For anyone who hasn't read The New Jim Crow by Michelle Alexander, now is the time to pick it up from your local bookstore, purchase it on Amazon, or check it out from your town's library. It is required reading for anyone interested in criminal justice reform and racial (in)equality in the United States, especially when our President, Donald Trump, has nominated Senator Jeff Sessions to be the nation's new Attorney General. The book essentially argues that the “War on Drugs” laid the legal and social groundwork for a new racial caste system to emerge as a backlash against the gains of the Civil Rights movement. The system was validated culturally by assumption that “criminals” deserve second-class treatment for breaking the law, and legally by the Supreme Court decision Alexander v. Sandoval. It operates by trapping those convicted of crimes (particularly non-violent drug related crimes) into a vicious legal cycle in which many of their most basic rights are stripped away in the name of “justice”. Without equal access to public housing, employment opportunities, business licenses, federal support (i.e food stamps), and strapped with outrageous court fees (and in some cases the cost of incarceration), people labeled “criminals” have no way to achieve success after prison and, as an obvious result, are forced to resort to criminal activities to survive, hence why about 70% of people released from prison return within 3 years..

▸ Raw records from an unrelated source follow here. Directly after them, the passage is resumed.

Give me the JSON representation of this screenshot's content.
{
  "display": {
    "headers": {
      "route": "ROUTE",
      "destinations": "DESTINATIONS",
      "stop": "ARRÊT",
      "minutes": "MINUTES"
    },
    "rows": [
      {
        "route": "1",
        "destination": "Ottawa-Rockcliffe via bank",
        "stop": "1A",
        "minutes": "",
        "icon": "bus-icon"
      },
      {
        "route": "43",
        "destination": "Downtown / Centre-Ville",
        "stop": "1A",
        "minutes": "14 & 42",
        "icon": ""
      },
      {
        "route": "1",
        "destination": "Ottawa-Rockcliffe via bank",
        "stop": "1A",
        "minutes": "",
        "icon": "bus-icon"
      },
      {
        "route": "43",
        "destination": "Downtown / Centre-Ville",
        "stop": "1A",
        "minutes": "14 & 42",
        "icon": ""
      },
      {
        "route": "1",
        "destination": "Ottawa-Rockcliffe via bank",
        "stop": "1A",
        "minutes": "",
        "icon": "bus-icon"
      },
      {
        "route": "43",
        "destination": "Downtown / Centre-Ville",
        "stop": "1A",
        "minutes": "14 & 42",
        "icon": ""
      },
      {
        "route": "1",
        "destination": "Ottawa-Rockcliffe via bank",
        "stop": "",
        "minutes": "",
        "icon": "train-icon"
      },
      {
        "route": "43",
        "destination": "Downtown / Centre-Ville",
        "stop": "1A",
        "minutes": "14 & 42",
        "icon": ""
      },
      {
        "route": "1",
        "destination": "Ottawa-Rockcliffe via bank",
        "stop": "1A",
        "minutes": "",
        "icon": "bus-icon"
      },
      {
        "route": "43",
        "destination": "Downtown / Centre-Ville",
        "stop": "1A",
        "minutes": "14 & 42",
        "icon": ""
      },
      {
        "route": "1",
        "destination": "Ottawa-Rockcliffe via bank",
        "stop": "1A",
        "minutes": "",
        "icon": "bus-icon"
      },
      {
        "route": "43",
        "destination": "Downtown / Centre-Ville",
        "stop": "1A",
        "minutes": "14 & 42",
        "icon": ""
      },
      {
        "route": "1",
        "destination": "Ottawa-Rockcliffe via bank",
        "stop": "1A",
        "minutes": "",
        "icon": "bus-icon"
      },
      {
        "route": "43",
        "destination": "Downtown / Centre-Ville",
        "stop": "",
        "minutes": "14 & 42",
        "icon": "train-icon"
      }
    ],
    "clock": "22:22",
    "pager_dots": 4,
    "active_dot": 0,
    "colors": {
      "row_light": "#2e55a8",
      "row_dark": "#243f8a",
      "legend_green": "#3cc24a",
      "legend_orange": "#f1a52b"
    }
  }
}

There should be no question about the racial characteristics of this system. According to the data from the 2010 census as broken down by the Prison Policy Initiative, African Americans make up only 13% of the U.S/ population yet they account for 40% of the U.S. prison population. Whites, on the other hand, constitute 64% of the U.S. population but only amount to 39% of those incarcerated. This means that African Americans are arrested and imprisoned at a rate far surpassing that of White Americans. However, the worst part is that, even though Title VI of the Civil Rights Act of 1964 prohibits federally funded programs or activities from discriminating on the basis of race, color, or national origin, in 2001 (Alexander v. Sandoval) the Supreme Court ruled that Title VI did not provide a right of private action, aka the right to sue federally funded programs/organizations on the basis of discrimination, unless plaintiffs could prove “intentional discrimination” as opposed to “disparate impact discrimination”. The difference between the two should be obvious. Even if police initiatives like “Stop and Frisk” disparately target people of color, unless one can prove that a sergeant, lieutenant, or commissioner rallied the troops and said, “Let's go out and frisk those (insert racial slur)”, one cannot sue for racial discrimination or profiling. Even though data shows that the criminal justice system is disproportionately populated by persons of color, one cannot raise a legal hand against racial bias within the system at any level of the process, from arrest to sentencing, without proving “intentional discrimination”.
But what does all of this have to do with Trump and Senator Sessions? Well, the Attorney General nominee is against reform in the criminal justice system. He's against efforts to reduce sentences for nonviolent crimes such as drug offenses. In fact, drug offenses made up 40% of Senator Sessions' convictions as U.S. Attorney for the Southern District of Alabama. When 80% of people in federal prison for drug offenses are black or Latino and almost 60% of people in state prisons are black or Latino, an Attorney General like Senator Sessions, who is particularly invested in perpetuating the practices instituted by the War on Drugs, would only bring about more injustice, more discrimination, more families tossed into despair, and more rights wronged.
Michelle Alexander, in The New Jim Crow decrees the only thing capable of saving this country is a vast social movement that annihilates the social distance between criminals and so-called law abiding citizens (those who are arrested for possession of marijuana and those who smoke weed on their couch), a social movement that destroys the “us/them” dichotomy and instead invites us all to finally take responsibility for the groups that we have historically and presently turned away from. Even when governed by liars, demagogic narcissists, idiots, and soon a man who once called the NAACP and ACLU anti-American (Senator Sessions), this movement is still possible. The first thing to do is research. Educate yourself and share what you've learned. The New Jim Crow, as I've said before, is a great place to start. The second step is to take action. Join protesters. March. Volunteer. Petition your local government. Write online, or for whatever print publications you can. Spread your voice. Get involved. It's already been made painfully clear that real change cannot occur with people twiddling their thumbs.